Credit: Marcio Jose Sanchez/AP
Credit: Marcio Jose Sanchez/AP

Since the pandemic began, Latinos like my dad, a Mexican immigrant, have been hit with a torrent of false claims about COVID-19 on social media, including that the pandemic is a hoax. When I called Papi to urge him to wear a mask, his mind was made up: He said I was brainwashed. 

Latinos, like other communities of color, have long been targets of inhumane medical policies and practices, such as the sterilization of a third of Puerto Rico’s women between the 1930s and 1970s and of thousands of California Latinos.
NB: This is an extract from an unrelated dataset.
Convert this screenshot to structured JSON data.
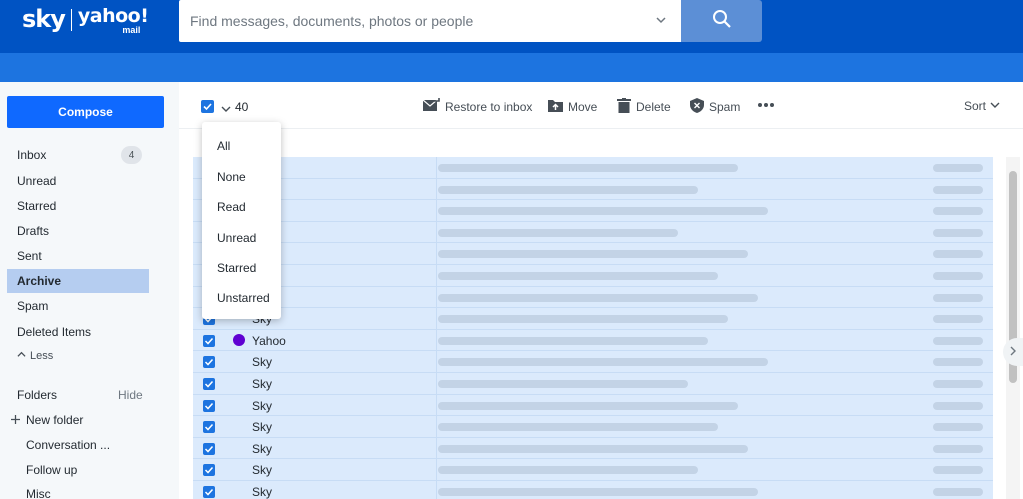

Our hard-earned skepticism can be an asset, but in the pandemic, it has contributed to high infection and death rates in the Latino community.

Now, Latinos lag behind in vaccination rates, driven in part by Spanish-language disinformation deliberately targeting us on Facebook, YouTube, WhatsApp and more. 

[María Teresa] Kumar recently co-founded the Latino Anti-Disinformation Lab, which found that 51% of unvaccinated Latinos don’t plan to or are hesitant to get vaccinated. For Spanish-dominant speakers, it’s 67%. The lab aims to sway the one-quarter of respondents who are on the fence.

“Once somebody has consumed misinformation such that they’ve internalized it and formed an assessment, it’s extraordinarily difficult and resource-intensive to get them to change their mind,” said [lab co-founder] Angelo Carusone.